Like other visitors, Rivera Salgado cites the Education Room, where Van Gogh’s story of failure and success is presented, as having deepened her appreciation for the artwork seen later in the gallery. In this first stage of the exhibit, visitors traverse a timeline of Van Gogh’s life, presented on panels consisting of biographical information and letters exchanged between the painter and his brother, Theo.
Many visitors said the final section, the Immersive Experience Room, is their favorite exhibit in the gallery. With 32-foot tall ceilings, visitors are greeted by a projected 30-minute video loop that covers the walls and floors in Van Gogh artwork. Portraits blink, sketches are drawn in real time and flowers bloom across the room.
“It was so much more than I could have ever imagined,” Emily Frey, a junior occupational therapy major, said. “It was very emotional. I didn’t expect that. It made you feel very raw for some reason and I didn’t expect that at all.”
Frey is not alone in her feelings about the exhibit.
“It’s not uncommon to see couples hugging, and holding hands, and seeing someone with tears,” David Taylor, the owner of Empire State Concerts and local event promoter for the exhibit, said. “It’s a moving exhibit, not just in the literal sense.”
Beyond provoking an emotional response, visitors also say this room helped connect them to the Dutch painter’s artwork through the simultaneous movement of the art and themselves.
“This is an interpretation [of Van Gogh’s work] where it pops to life,” Sarah Hedley, a visitor to the exhibit, said. “It puts you in and shows you specific parts that you may have missed in a static image.”
The emotional vibrancy felt while viewing this room had multiple visitors watching the video loop at least twice. For some, one run of the loop was dedicated to taking photos while another was used for deeper introspection and reflection.
The Immersion Experience Room also offers visitors some time for relaxation and to simply admire the spectacle around them.
“Just turn your head, everywhere looking around, because that’s the point of immersion,” Rivera Salgada said.
Beyond Van Gogh has helped enrich the Buffalo art scene in light of disruptions caused by the COVID-19 pandemic and the temporary closure of the Albright-Knox Gallery. By bringing artwork to life in such a powerful manner, the creators bring Western New Yorkers a moving portrait of Van Gogh’s life.
The exhibit is also a collaboration with Buffalo-based businesses including Ellicottville Brewing Co. and Black Willow Winery. Exhibit attendees can purchase limited-edition wines and beers, items Taylor has described as “lending itself to the art community.”
While originally set to close in October, Taylor said the Van Gogh exhibit will be extended at least one month, due to the event’s overwhelmingly positive response, which included nearly 40,000 pre-sign ups.

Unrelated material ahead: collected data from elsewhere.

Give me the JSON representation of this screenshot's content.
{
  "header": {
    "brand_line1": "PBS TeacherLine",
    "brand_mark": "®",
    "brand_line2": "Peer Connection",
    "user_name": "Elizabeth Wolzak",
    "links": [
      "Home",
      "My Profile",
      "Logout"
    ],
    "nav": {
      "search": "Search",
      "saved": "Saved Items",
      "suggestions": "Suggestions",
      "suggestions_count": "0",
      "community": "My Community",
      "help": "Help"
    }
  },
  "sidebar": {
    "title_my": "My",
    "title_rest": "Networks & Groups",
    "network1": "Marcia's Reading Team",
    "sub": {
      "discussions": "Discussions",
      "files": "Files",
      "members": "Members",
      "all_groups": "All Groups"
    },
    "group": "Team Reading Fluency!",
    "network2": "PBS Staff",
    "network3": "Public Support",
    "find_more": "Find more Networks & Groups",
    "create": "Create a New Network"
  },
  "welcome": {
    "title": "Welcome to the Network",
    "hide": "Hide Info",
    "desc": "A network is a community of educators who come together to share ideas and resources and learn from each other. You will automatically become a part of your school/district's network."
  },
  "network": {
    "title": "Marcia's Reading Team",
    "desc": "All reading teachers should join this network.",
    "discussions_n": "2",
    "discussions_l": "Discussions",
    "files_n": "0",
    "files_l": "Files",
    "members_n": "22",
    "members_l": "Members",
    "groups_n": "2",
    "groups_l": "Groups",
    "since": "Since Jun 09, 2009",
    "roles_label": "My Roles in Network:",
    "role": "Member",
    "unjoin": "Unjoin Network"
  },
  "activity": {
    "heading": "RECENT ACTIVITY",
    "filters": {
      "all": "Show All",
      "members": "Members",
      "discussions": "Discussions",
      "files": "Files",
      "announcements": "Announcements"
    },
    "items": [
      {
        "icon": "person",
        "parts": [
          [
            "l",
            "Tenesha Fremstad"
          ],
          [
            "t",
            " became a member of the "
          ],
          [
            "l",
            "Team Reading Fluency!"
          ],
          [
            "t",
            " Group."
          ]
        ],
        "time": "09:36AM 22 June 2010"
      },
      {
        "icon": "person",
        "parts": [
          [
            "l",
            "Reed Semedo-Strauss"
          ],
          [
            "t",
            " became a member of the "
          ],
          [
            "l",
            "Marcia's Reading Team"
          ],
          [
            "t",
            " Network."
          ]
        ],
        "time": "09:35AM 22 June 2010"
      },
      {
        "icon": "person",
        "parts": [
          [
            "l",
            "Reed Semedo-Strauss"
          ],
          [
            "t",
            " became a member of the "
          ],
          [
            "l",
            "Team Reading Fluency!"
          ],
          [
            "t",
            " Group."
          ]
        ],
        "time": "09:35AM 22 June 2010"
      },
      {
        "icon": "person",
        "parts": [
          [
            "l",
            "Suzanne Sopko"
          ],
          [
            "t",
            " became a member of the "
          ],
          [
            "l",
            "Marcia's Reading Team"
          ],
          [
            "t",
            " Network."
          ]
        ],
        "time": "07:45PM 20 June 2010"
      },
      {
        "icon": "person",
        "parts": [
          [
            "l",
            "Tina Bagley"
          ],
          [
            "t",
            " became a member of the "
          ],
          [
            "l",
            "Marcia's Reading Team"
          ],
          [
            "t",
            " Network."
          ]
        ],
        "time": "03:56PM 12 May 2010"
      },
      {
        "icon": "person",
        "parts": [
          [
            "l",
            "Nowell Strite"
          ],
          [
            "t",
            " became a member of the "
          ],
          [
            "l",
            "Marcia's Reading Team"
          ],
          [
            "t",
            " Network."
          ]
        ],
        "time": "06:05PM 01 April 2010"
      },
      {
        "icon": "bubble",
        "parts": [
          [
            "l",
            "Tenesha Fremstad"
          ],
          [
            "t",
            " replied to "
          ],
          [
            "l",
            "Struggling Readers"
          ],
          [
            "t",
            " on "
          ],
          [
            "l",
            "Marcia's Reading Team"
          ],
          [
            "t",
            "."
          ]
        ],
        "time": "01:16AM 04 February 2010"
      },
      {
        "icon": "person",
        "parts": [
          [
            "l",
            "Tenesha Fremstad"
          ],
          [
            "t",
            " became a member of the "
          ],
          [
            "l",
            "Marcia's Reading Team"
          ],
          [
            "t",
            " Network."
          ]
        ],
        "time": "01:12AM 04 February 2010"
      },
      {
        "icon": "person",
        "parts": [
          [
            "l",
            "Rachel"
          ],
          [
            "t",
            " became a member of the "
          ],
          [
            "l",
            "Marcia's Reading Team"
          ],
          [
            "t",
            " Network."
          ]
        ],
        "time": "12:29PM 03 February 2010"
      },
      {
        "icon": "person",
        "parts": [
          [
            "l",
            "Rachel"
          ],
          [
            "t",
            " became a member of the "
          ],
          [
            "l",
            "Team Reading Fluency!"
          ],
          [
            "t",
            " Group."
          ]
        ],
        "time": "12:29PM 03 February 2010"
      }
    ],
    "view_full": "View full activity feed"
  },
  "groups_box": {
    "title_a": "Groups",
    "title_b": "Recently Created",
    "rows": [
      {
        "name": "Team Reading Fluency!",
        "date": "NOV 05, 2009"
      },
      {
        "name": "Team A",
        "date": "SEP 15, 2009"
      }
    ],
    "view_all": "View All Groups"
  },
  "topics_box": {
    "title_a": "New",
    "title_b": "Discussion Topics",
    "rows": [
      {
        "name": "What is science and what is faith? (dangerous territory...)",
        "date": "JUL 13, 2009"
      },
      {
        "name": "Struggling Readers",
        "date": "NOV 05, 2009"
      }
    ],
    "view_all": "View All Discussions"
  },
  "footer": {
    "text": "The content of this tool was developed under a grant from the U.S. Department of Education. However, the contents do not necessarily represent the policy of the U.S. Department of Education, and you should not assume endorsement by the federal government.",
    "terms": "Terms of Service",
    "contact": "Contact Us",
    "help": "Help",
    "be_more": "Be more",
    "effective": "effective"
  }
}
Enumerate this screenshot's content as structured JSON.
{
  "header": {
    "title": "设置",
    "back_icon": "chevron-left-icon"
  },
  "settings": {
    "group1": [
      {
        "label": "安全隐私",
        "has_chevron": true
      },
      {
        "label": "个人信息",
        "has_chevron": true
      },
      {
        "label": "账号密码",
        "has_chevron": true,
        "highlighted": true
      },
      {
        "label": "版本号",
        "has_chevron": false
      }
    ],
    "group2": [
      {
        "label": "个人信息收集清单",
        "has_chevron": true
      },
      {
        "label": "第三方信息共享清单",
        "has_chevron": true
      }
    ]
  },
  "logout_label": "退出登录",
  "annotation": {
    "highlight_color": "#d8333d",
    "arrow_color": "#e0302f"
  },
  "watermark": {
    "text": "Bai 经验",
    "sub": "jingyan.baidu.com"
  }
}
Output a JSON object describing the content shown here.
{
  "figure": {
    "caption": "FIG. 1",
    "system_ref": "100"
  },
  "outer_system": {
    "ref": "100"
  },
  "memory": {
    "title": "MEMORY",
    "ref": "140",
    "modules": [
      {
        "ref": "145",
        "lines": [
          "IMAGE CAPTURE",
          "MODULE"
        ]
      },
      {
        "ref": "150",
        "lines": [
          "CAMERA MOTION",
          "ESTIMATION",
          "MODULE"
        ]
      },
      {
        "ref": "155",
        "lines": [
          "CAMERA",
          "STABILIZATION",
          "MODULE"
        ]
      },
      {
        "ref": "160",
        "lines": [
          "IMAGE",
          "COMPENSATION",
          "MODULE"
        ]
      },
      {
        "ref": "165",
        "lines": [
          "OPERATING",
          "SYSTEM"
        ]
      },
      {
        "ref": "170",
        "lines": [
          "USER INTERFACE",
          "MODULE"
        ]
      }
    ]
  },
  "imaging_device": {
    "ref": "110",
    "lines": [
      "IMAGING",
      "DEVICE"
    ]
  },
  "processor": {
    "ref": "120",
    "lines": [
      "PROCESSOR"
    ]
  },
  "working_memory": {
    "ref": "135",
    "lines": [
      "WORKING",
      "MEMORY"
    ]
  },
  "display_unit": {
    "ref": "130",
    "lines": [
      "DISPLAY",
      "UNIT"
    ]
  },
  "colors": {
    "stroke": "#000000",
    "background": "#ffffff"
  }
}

Buffalo will host similar exhibits in the future, but with different artists. Although unable to disclose which artist will be next, Taylor hints that immersive exhibits in Toronto such as the currently running Beyond Monet may indicate what’s to come.
As Beyond Van Gogh captures the heart and imagination of thousands of Buffalo natives, visitors say they are excited for more.
“It’s hopeful, in a weird way,” Frey said. “So if you’re hesitant about it, just go and be there in the moment.”